Attempting to EQ this out of the sound after the chorus plugin will produce quite a different effect from doing it beforehand - removing some of this energy in your sound before it gets sent to the chorus should, in my opinion, produce a cleaner sounding result, as the chorus is being directed to work more strongly on the other frequencies present.
The same logic can be applied to distortion - this effect will brighten up your sound, adding upper harmonics and high frequency energy. Reducing the amount of treble in your sound before it gets sent to your distortion unit should help produce a more rounded, balanced output.
Subtly Does It
Now imagine a much more complex series of plugins, all having their effect on the frequency content of your sound - we could even go as far as to say that the more plugins you use in a given sound, the more you run the risk of unduly amplifying the energy of particular groups of frequencies.
Think back to your early DAW experiments - it's hard to resist just stacking up as many plugins and effects as you can, getting lost in the joy of processing and tweaking.
Whilst this is an important part of learning how your effects work, it will almost certainly have resulted in bulging, messy mixes lacking space, precision and power.
Your effects use will probably have calmed down a little but even using just 2 or 3 plugins in a chain will benefit from stacking EQs at the beginning, end and even in between.
Do It Yourself
A good exercise to illustrate the worth of this technique is as follows:
1. open up one of your sessions and find a track with quite a few plugins loaded up on it. Make a copy of this track.
2. on the copy, bypass all the effects save the first, and listen careful to what this is doing to the sound by alternately muting and activating it. Could the sound have more bass or treble, or is it a bit muddy in the mid range? Try correcting the answers to these questions with EQ, both before and after the plugin.
3. once you're happy, keep this plugin and EQ active and move on to the next effect plugin in the chain.

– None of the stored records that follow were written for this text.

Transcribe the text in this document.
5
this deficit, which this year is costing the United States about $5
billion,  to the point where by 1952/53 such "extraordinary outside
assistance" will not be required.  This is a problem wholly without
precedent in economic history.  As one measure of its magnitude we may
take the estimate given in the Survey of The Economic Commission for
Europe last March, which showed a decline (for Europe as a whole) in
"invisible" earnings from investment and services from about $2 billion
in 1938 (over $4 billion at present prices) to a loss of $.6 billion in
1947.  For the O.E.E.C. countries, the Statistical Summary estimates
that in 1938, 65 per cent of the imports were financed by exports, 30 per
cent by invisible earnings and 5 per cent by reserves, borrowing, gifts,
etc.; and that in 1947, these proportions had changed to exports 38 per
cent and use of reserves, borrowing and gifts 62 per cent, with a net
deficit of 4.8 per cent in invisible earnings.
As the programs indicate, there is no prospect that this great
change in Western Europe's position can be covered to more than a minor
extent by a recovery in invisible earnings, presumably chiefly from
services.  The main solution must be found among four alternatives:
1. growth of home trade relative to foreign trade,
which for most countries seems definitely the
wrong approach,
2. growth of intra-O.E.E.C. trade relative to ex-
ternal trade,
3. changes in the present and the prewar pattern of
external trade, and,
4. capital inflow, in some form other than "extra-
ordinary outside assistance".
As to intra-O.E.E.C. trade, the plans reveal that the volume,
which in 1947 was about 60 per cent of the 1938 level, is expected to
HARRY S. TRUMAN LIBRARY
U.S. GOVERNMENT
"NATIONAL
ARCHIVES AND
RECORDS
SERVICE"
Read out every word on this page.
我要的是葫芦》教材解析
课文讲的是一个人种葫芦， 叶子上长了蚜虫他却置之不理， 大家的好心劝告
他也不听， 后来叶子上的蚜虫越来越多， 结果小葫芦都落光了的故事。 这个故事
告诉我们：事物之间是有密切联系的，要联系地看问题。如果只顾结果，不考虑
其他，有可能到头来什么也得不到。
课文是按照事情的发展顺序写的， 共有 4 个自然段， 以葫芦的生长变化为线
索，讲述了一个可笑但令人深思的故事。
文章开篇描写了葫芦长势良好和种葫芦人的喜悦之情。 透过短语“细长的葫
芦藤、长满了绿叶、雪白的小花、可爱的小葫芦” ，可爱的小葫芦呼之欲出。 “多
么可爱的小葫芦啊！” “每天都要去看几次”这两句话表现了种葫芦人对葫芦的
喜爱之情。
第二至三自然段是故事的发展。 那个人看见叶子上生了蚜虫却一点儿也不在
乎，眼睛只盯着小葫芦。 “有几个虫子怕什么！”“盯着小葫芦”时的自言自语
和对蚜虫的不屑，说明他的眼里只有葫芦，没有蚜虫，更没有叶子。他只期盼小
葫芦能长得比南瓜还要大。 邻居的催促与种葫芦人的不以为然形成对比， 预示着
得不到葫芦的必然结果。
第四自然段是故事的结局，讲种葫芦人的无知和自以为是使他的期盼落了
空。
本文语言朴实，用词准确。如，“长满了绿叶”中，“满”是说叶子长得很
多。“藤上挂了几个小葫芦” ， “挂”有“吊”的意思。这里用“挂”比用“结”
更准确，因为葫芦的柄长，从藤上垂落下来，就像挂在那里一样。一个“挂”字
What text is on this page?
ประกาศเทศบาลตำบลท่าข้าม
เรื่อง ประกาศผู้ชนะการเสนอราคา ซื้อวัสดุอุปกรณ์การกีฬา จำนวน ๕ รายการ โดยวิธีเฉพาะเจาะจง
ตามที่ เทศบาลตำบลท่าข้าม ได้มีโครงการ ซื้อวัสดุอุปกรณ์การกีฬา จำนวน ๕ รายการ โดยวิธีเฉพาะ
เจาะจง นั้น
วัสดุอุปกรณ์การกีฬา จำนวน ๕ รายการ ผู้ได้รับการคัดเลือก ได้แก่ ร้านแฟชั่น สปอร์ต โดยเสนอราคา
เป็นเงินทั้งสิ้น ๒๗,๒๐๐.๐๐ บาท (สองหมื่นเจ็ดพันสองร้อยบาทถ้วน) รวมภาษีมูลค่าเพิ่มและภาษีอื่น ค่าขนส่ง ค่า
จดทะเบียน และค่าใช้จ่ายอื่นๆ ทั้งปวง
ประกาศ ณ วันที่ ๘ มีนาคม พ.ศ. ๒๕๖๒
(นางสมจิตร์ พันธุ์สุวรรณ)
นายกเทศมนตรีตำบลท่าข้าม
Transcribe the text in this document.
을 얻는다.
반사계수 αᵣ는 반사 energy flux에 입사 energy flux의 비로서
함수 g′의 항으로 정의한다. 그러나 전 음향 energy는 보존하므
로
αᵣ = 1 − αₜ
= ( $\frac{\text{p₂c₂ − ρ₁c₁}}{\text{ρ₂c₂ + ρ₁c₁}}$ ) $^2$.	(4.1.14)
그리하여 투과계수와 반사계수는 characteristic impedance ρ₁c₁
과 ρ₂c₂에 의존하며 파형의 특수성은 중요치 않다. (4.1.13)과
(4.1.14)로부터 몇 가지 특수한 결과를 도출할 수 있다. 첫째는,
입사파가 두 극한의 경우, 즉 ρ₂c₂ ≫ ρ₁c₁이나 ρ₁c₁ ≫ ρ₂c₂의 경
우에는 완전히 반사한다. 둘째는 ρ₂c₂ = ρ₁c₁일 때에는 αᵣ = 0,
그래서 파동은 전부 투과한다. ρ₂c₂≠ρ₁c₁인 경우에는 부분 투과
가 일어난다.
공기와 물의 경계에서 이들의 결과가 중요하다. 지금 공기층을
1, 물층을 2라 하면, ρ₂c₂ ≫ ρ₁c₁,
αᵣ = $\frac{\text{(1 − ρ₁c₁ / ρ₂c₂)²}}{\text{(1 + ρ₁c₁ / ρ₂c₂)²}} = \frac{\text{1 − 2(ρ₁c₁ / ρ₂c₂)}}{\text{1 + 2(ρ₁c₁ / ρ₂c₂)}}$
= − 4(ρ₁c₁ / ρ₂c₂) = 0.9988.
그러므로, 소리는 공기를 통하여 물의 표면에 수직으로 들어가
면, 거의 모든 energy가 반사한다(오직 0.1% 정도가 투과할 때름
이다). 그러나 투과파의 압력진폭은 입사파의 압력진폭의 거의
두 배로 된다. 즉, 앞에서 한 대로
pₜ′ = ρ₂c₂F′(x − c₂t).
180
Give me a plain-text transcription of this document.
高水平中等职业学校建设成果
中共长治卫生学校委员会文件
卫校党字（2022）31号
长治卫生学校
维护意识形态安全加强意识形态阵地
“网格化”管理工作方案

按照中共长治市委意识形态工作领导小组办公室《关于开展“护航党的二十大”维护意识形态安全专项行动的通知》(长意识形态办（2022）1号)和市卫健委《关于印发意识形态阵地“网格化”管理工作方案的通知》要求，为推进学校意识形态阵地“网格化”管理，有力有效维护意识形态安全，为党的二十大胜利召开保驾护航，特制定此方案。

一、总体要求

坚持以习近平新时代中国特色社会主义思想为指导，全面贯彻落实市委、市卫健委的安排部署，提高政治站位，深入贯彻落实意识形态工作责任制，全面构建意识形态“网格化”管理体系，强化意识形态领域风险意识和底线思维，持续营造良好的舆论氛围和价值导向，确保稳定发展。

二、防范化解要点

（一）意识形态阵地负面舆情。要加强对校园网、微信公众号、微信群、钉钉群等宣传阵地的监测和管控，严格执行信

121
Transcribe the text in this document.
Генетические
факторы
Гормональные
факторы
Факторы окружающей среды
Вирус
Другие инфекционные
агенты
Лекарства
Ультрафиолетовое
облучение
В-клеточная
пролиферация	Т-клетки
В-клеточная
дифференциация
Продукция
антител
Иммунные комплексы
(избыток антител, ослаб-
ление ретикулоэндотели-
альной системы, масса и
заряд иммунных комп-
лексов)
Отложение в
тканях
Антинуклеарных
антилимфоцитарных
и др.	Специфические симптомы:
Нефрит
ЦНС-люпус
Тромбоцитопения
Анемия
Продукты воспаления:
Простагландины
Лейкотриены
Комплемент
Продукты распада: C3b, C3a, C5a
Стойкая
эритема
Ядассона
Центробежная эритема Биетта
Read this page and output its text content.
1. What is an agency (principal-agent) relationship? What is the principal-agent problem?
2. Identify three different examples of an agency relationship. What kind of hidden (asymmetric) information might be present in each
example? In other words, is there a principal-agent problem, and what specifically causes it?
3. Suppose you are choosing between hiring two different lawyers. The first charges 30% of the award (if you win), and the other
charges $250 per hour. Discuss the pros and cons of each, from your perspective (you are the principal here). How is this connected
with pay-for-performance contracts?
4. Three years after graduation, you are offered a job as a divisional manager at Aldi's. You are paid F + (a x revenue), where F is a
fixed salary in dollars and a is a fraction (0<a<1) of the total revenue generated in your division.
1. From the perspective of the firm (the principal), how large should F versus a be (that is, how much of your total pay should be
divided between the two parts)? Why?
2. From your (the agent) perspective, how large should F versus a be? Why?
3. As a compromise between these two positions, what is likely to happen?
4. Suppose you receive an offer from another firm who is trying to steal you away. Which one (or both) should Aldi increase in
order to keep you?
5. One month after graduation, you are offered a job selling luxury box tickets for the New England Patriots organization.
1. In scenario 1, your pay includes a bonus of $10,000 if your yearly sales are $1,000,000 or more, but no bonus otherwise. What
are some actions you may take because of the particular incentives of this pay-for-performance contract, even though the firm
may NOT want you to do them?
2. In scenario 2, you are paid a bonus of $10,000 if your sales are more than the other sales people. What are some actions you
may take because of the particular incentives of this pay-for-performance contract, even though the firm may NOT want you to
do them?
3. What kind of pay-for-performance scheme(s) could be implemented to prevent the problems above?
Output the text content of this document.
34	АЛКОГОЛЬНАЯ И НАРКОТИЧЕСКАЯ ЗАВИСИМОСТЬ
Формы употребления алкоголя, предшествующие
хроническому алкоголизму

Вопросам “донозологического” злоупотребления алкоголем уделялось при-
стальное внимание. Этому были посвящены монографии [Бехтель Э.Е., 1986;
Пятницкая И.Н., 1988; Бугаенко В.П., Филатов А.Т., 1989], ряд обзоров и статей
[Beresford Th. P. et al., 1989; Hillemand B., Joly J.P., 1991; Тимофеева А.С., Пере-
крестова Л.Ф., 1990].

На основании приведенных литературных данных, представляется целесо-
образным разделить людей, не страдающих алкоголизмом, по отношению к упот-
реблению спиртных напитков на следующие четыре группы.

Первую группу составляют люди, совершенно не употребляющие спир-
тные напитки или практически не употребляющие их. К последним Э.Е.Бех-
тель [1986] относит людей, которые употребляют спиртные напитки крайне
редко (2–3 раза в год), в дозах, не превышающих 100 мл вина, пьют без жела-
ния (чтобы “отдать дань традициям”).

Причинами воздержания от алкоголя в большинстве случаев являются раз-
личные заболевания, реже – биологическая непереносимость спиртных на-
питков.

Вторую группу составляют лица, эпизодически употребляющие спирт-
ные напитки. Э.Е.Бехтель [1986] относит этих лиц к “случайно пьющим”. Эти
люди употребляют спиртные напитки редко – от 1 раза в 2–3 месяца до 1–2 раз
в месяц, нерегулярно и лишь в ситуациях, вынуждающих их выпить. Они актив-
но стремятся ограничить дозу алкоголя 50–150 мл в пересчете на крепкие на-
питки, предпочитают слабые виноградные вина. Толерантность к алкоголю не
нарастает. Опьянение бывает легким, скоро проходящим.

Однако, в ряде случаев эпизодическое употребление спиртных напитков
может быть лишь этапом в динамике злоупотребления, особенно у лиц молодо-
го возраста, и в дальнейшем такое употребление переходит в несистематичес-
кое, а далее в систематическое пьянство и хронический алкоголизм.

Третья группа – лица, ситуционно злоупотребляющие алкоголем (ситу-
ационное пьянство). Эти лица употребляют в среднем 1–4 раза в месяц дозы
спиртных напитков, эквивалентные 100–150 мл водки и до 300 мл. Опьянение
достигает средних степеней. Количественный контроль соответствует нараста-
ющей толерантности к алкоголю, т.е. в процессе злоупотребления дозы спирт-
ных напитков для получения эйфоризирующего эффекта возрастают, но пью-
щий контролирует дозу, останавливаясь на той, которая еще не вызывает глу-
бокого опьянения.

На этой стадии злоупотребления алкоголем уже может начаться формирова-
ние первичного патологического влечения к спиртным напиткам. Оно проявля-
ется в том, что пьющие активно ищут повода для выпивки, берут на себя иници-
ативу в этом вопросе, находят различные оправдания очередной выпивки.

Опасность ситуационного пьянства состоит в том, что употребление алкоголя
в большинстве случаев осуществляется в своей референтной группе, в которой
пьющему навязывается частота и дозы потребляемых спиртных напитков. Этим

Repeat the process for step 2 above - move on to the next plugin in the list and so on, till you're at the end.
4. now, you can A/B test this EQed track with the original, by muting/activating each in turn and listening to the sound within the context of your track. If you've been careful and treated the sound accordingly, I'd be willing to bet your EQed sound is working better in your mix.
I should say that I'm not advocating literally always pairing your effects plugins with an EQ, only where you feel the sound would benefit from a bit of treatment either before or after the VST. I'd say I typically use 2 EQs per track, at the top and bottom, with 3 used in extreme cases but you'll find your own preference in good time.